Industry Perspectives

Cybersecurity's Poverty Gap

Jul 06, 2016 | by Zulfikar Ramzan, PhD. |

As we pass the halfway point of 2016, the United States Presidential election process is in full swing. Candidates continue to make the case for why their worldview is in the best interests of the nation. Perhaps no other topic polarizes the candidates and receives more prominence in this context than wealth inequality.

Within cybersecurity, there appears to be a corresponding notion that I'll term the "cybersecurity poverty gap". This concept and similar insights are derivatives of RSA's 2nd annual RSA Cybersecurity Poverty Index, which involved surveying 878 individuals (more than double the number of participants from last year) across 81 countries and over 24 industries with regard to the maturity of their cybersecurity program.

One of the most unsettling data points from this year's survey is that three-fourths of respondents felt they had significant cybersecurity risk exposure. From reviewing the data, the concerns appear to stem from a misallocation of resources when it comes to security spending. The strongest reported maturity levels among our respondents came in the area of Protection - a mainstay in conventional security doctrine. At first glance, this result seems reasonable; after all, the conventional wisdom has dictated that an ounce of prevention is worth a pound of cure.

Unfortunately, blindly following the "protection doctrine" is foolhardy given the nuances of today's threat landscape. Attackers with even a modicum of ability bypass traditional preventative measures with alarming ease. After all, what attacker in their right mind will develop a threat will be easily detected the day it's released? Readily available attack tools facilitate the creation of targeted threats. Many can be accessed as SaaS offerings for a small price - payable in Bitcoin, of course!

Given this new world order, increased investment in Detection and Response is the only sensible way forward. That said, Response, which along with Detection, is an increasingly necessary part of a holistic security strategy, was ranked last in maturity by our survey respondents.

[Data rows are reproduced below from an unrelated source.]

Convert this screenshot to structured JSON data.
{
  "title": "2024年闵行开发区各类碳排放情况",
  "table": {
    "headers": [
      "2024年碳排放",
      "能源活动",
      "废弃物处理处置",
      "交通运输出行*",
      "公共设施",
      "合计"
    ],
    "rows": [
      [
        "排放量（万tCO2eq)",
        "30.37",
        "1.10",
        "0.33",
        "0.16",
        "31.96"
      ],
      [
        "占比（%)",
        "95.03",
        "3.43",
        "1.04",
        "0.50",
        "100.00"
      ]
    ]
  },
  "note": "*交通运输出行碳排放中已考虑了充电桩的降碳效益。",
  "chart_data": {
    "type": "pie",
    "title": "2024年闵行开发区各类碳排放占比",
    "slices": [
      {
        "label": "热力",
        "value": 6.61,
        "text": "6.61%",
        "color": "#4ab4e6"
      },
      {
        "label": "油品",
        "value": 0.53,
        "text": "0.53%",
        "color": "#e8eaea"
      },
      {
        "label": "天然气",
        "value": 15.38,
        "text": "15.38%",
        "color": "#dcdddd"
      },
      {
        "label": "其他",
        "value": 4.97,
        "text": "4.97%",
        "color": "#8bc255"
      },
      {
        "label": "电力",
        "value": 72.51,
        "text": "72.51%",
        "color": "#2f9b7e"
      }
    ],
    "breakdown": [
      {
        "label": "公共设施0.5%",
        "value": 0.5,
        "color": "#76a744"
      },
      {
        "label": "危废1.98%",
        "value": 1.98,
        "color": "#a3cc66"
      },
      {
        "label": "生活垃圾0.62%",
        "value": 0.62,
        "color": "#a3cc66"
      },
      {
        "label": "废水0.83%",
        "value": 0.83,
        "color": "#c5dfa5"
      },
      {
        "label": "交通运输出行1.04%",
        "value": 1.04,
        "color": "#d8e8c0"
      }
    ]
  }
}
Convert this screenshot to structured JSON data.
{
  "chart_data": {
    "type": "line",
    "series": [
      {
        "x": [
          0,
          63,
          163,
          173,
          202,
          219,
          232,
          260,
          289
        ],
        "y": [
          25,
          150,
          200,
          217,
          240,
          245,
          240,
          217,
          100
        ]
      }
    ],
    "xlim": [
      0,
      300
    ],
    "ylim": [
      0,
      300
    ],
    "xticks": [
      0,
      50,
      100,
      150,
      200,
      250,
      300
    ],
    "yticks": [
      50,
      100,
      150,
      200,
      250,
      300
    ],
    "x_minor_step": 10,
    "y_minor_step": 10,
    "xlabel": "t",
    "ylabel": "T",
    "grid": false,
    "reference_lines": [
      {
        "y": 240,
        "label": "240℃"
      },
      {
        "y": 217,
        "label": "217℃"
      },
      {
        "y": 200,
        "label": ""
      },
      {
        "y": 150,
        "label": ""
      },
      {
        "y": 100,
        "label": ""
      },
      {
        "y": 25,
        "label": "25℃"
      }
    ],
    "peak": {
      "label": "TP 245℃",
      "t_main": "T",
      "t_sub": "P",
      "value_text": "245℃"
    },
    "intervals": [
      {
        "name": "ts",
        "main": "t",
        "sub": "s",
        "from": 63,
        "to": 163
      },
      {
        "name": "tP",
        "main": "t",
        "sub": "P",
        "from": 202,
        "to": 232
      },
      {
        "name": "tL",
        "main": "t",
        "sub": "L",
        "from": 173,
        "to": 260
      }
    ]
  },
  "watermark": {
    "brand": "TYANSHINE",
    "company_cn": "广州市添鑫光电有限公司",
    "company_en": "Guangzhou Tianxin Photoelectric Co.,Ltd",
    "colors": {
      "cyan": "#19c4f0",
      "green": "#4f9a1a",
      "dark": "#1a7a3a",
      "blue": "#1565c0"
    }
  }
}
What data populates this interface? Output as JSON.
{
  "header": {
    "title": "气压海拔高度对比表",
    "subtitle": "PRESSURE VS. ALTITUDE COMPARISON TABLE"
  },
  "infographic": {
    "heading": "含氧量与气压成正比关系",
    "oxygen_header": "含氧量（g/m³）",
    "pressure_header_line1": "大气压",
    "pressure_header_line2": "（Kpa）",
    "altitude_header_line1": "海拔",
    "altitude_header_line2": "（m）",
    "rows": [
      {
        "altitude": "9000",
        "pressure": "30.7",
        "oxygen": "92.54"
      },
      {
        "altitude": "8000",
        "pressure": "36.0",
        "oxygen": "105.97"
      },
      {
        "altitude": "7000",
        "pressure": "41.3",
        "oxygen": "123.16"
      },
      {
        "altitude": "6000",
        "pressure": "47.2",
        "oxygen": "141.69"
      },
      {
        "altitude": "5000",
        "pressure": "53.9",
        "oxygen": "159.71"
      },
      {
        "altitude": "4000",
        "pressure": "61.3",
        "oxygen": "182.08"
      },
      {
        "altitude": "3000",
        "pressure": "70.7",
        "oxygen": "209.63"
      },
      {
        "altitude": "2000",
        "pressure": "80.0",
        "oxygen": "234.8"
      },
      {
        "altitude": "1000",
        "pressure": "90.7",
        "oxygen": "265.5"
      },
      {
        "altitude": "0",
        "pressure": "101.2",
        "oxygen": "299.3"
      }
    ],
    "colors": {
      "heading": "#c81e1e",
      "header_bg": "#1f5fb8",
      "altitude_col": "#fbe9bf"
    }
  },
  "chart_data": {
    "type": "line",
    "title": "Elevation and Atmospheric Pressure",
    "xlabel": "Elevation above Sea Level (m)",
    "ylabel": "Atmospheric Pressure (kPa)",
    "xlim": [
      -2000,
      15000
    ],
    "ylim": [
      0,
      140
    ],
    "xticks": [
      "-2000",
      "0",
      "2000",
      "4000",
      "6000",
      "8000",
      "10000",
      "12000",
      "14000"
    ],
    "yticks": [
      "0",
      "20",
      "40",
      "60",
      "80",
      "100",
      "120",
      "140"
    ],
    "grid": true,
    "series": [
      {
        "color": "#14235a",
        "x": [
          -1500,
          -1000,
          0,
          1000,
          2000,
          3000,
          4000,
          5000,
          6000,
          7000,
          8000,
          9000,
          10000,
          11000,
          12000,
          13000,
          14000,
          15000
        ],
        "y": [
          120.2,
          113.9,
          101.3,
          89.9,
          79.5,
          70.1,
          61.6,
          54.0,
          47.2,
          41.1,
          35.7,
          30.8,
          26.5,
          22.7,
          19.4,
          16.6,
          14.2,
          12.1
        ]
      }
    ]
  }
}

In this vein, we found a disconcerting bifurcation of respondents. Those who allocate their investments appropriately to account for detection and response are on a path to improved cybersecurity maturity, while those who continue to allocate their budget disproportionately towards prevention are falling further and further behind. The chasm between the cybersecurity "haves" and the "have nots" is widening at a troubling rate.

I strongly encourage you to download the survey results and, beyond that, to complete the survey yourself so that you can reflect upon your capabilities and establish benchmarks for future comparison. If the current presidential election cycle has told us anything, it's that we collectively have numerous fundamental issues to address. In a similar sense, the cybersecurity issues in front of us continue to increase in importance. The stakes are too high to ignore them. We owe it to ourselves and to the customers we serve to ensure that we're doing everything within our means to address the cybersecurity poverty gap.